Ada Apa Antara Swedia dan Irak, dan Mengapa Al-Quran Dibakar dan Dinodai?
Akhir pekan kemarin, ribuan warga Irak menggelar demonstrasi karena pembakaran atau perusakan Al-Quran selama protes anti-Islam di Swedia dan Denmark.
Aksi unjuk rasa tersebut digelar beberapa hari setelah kedutaan Swedia di Baghdad diserbu dan dibakar.
Unjuk rasa tersebut juga menjadi insiden terbaru yang menegangkan, setelah Irak mengusir duta besar Swedia.

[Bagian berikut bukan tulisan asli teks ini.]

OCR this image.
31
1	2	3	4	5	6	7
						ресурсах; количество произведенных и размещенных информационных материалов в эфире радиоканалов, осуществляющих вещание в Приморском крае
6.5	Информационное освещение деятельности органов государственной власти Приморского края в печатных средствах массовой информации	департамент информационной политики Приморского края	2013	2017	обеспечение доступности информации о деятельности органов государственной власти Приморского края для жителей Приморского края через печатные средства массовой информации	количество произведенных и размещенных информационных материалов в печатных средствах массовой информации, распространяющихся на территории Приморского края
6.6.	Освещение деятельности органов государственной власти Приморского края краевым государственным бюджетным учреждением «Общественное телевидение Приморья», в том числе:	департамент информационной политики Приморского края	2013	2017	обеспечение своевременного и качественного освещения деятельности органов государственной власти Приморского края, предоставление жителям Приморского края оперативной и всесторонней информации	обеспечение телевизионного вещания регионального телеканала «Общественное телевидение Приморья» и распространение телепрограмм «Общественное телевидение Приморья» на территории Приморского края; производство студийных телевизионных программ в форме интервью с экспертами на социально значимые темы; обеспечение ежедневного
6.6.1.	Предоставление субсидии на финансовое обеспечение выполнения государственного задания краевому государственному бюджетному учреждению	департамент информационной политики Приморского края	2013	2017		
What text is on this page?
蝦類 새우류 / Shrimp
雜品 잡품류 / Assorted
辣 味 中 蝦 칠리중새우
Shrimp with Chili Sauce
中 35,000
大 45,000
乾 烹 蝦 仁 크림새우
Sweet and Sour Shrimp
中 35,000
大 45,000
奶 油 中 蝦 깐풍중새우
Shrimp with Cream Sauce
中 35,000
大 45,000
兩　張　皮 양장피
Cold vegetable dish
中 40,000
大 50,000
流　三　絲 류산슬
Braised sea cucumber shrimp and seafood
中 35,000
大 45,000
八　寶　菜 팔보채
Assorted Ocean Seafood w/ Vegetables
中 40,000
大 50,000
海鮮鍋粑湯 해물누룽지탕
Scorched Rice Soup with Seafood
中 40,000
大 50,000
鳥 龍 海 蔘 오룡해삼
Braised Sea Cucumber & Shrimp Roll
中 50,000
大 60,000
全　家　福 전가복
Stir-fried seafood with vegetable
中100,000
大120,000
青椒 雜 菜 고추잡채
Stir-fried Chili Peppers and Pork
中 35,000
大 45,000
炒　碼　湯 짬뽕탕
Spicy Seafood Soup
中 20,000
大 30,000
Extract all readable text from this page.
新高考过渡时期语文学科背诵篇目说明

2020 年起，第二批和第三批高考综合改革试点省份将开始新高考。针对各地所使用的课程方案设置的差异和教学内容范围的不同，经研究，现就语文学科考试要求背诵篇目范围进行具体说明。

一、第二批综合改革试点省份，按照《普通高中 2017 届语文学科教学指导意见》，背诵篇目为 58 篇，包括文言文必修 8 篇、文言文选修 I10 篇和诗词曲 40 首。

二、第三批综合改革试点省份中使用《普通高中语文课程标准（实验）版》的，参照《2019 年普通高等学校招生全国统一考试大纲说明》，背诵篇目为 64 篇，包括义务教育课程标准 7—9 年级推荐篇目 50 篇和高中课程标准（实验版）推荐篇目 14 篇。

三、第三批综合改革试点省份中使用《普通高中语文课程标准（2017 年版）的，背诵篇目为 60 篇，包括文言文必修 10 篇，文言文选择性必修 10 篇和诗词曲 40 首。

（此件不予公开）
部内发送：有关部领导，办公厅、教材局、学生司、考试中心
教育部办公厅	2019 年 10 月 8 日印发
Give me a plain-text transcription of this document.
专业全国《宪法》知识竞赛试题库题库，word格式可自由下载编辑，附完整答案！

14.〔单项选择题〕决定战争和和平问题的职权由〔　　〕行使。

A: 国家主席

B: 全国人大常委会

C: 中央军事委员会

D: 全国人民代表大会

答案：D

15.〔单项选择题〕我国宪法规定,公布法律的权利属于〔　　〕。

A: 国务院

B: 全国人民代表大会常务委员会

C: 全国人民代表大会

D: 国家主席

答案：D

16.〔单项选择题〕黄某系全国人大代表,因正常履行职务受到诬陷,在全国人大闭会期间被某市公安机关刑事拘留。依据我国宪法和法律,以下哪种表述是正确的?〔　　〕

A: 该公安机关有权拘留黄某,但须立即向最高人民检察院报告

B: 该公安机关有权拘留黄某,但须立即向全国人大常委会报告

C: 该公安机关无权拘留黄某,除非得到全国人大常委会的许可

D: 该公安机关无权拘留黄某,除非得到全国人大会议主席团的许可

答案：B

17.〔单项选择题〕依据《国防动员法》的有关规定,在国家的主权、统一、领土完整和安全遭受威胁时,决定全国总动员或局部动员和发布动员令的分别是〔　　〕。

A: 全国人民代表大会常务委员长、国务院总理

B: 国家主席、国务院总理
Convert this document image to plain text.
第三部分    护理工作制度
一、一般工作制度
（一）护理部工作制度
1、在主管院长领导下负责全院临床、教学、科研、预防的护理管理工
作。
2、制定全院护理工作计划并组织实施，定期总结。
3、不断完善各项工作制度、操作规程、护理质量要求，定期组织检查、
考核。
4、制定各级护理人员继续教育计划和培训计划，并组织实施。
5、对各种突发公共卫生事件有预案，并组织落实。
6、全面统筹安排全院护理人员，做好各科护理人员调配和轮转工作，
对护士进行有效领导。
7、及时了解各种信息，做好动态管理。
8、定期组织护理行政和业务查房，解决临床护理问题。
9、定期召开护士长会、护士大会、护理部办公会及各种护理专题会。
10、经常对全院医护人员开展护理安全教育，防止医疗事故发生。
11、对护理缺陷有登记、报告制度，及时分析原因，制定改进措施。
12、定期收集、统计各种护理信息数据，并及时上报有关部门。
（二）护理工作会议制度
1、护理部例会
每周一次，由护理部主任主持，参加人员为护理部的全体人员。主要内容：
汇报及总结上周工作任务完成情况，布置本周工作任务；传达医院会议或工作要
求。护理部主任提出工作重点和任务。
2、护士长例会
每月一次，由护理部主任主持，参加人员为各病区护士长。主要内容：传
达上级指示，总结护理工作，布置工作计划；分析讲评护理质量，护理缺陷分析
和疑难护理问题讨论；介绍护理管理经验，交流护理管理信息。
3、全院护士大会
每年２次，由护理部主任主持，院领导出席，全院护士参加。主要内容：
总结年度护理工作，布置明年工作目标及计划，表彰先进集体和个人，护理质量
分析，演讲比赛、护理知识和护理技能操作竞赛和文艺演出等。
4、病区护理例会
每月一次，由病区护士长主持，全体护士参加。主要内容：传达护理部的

Sementara itu pemimpin tertinggi Iran menuduh Swedia menyulut "perang" melawan Muslim karena membela demonstran anti-Islam dengan alasan kebebasan berbicara.
Jadi apa yang memicu ketegangan ini?
Apa yang terjadi di Swedia dan Irak?
Polisi Swedia memberikan persetujuan untuk aksi unjuk rasa yang digelar di halaman dekat kedutaan Irak di Stockholm pada Kamis pekan lalu.
Selama demonstrasi, seorang pria yang telah membakar Al-Quran bulan lalu mengancam akan melakukannya lagi.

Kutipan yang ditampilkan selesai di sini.